A Story of Recovery:

Three-Legged Solution


Making decisions is difficult for me. You wouldn’t believe how long it can take me just to pick out the right kind of dishes, cutlery, clothes, and paint colors. But thankfully, joining FA was a very easy decision for me.

I found FA 12 years ago when I was 22 years old and completely desperate. My top weight was 142, but I typically struggled with an extra 10-15 pounds on my petite body, through controlled eating and exercise. I had no idea that the disease of food addiction owned me. I just thought I was unhappy because everyone and everything around me sucked. I was angry, negative, manic, mean to my loved ones, lost, and sad. What I didn’t know was that I was full of self-hatred, and underneath my punk rock, indie, bad-ass attitude, I was scared of life. Drugs and alcohol helped me to cope in social situations, but I binged on food to numb my feelings and check out. It’s no surprise that food was on my mind all the time.

Within a very short time of not eating flour and sugar, weighing and measuring my meals, and attending meetings, my depression and anxiety started to lift. Suicidal thoughts were replaced with hope, and I no longer felt so alone. I outgrew my purple, pink, and blue hair and slowly (very slowly) started to soften up and come out of my shell. My personality started to change when I stopped using food as a drug and took suggestions from my sponsor.

My life continues to unfold since coming into FA, in ways I never imagined. I’m able to support myself financially (when in the past I leeched off my parents, and in some circumstances, begged on the street for money), and I’m a valued employee (no longer showing up in sweatpants!). I’m in a healthy marriage, whereas I used to only be in unhealthy relationships with other addicts. We bought a home two years ago and I actually help take care of it! Not to mention that I no longer obsess about food and my weight.

I can go on and on about the gifts I have received, but this past year I hit a road block, which brought me to my knees. Living life felt harder and harder, and I’m embarrassed to say that there were days when I didn’t want to show up for life—it was just too overwhelming.

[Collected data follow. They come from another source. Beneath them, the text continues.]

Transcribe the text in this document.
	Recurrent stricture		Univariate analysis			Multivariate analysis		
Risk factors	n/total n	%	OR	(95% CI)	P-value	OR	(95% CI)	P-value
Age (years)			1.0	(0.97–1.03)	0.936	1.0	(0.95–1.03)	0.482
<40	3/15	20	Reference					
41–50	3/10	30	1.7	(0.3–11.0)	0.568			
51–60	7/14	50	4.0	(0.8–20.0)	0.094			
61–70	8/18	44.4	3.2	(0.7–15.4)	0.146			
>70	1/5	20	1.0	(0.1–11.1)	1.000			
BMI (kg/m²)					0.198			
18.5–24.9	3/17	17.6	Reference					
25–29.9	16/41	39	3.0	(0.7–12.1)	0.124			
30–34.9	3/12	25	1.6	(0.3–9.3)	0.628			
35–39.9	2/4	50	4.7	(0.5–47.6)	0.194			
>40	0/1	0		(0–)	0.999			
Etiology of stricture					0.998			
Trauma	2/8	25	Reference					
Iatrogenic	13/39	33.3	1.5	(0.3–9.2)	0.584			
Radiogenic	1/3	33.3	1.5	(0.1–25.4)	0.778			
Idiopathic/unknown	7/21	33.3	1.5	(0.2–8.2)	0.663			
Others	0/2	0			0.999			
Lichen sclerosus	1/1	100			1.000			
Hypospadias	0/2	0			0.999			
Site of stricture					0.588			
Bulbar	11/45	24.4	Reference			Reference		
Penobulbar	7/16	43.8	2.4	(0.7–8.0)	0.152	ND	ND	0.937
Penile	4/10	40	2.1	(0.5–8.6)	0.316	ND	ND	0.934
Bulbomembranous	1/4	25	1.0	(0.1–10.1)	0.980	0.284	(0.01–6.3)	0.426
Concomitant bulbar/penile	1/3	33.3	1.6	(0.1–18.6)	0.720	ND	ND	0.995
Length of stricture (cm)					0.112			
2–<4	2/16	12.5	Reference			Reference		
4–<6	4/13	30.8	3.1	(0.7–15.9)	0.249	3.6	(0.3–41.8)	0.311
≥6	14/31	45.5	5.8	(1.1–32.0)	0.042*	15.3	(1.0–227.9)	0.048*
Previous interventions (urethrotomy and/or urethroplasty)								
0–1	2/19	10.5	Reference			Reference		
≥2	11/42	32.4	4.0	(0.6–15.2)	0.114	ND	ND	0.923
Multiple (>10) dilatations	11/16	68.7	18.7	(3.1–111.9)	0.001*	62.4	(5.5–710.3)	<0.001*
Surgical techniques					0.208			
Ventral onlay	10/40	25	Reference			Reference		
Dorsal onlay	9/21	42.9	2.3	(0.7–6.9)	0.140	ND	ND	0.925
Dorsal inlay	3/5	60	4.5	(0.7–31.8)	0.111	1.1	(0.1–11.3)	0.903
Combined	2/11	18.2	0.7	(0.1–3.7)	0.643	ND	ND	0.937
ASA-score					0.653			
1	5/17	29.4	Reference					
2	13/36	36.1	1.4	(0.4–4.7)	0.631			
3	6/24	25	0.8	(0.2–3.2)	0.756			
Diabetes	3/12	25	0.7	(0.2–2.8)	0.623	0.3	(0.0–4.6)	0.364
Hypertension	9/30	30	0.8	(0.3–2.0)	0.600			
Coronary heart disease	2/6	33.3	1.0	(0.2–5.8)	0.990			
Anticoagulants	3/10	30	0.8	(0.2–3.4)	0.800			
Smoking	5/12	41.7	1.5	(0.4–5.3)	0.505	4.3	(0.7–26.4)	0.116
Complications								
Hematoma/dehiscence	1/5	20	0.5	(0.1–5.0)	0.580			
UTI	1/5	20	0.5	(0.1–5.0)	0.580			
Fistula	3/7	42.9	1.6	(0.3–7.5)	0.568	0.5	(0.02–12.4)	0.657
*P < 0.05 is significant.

No matter how much I prayed and worked my program, I couldn’t get out of my funk, and gratitude felt unattainable, even unfamiliar. Fear, jealousy, and negativity consumed me, just like the food did when I was in disease. I wasn’t just “off the beam” like we all get; there was actually no beam for me to get back on. I was in a spiritual blackout.

Again, making decisions became difficult for me. I went back and forth, back and forth, as if there really was a right or a wrong choice between jacket colors, flight times, gifts to buy, etc. But thankfully, by the grace of God, it was very easy for me to decide to go back to day one and be like a newcomer to Program. That was 90-plus days ago. I knew in my heart, from a quiet place, that I had to go back to Step One. I didn’t have to call six people, take extra quiet time, make a pros and cons list. It was just right.

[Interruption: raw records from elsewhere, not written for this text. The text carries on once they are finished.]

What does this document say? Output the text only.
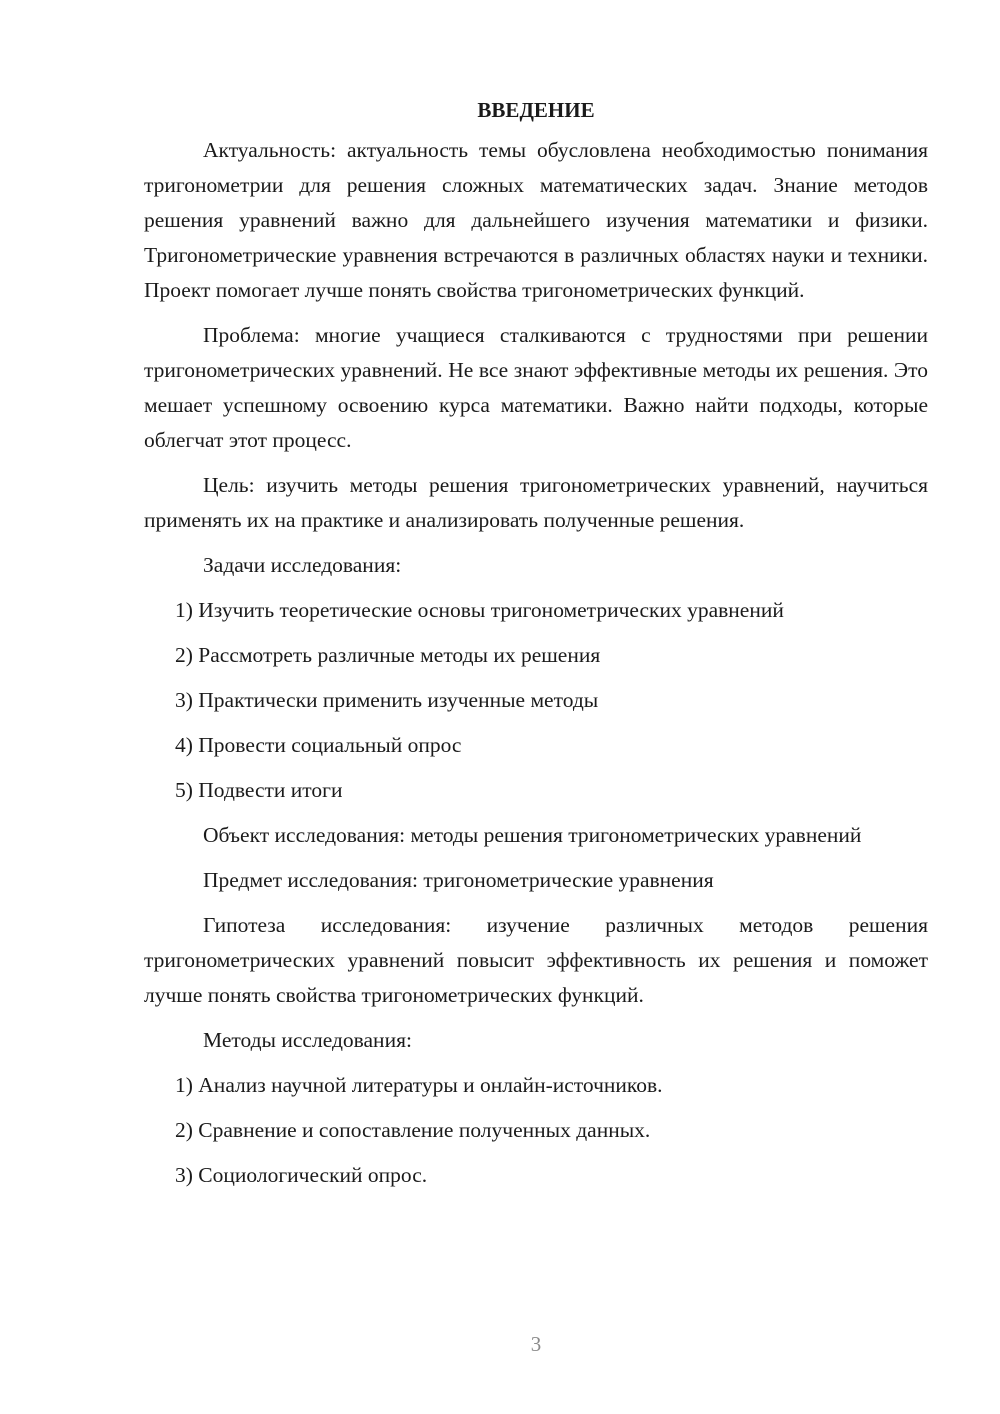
ВВЕДЕНИЕ

Актуальность: актуальность темы обусловлена необходимостью понимания тригонометрии для решения сложных математических задач. Знание методов решения уравнений важно для дальнейшего изучения математики и физики. Тригонометрические уравнения встречаются в различных областях науки и техники. Проект помогает лучше понять свойства тригонометрических функций.

Проблема: многие учащиеся сталкиваются с трудностями при решении тригонометрических уравнений. Не все знают эффективные методы их решения. Это мешает успешному освоению курса математики. Важно найти подходы, которые облегчат этот процесс.

Цель: изучить методы решения тригонометрических уравнений, научиться применять их на практике и анализировать полученные решения.

Задачи исследования:
1) Изучить теоретические основы тригонометрических уравнений
2) Рассмотреть различные методы их решения
3) Практически применить изученные методы
4) Провести социальный опрос
5) Подвести итоги

Объект исследования: методы решения тригонометрических уравнений

Предмет исследования: тригонометрические уравнения

Гипотеза исследования: изучение различных методов решения тригонометрических уравнений повысит эффективность их решения и поможет лучше понять свойства тригонометрических функций.

Методы исследования:
1) Анализ научной литературы и онлайн-источников.
2) Сравнение и сопоставление полученных данных.
3) Социологический опрос.
3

I’ve learned so much about myself and this disease in the past 90 days. One major thing I’ve learned is that I wasn’t surrendered.I understood that I was powerless over food and that my life was unmanageable, but I lost the notion that I was also powerless over people, places, and things. My three-legged stool of recovery was in need of repair. The physical leg was strong and sturdy, but the mental and spiritual legs were broken. No wonder making decisions has been so hard for me. I wasn’t letting go and trusting that God was in charge, not me.

Today I don’t walk around with clenched fists, saying “God help me, God help me, God help me.” Instead, my prayers have changed to “God, I trust you. I trust you’ll show me if I’m supposed to move, have children, look for a new job, or get a dog.” And when I don’t know, I practice gratitude. Along with staying abstinent, choosing to trust is the biggest choice I make on a daily basis. From there I trust it will get easier and easier for me to decide all sorts of things, like the art work that will go on our newly painted purple walls (which I love!) in our living room.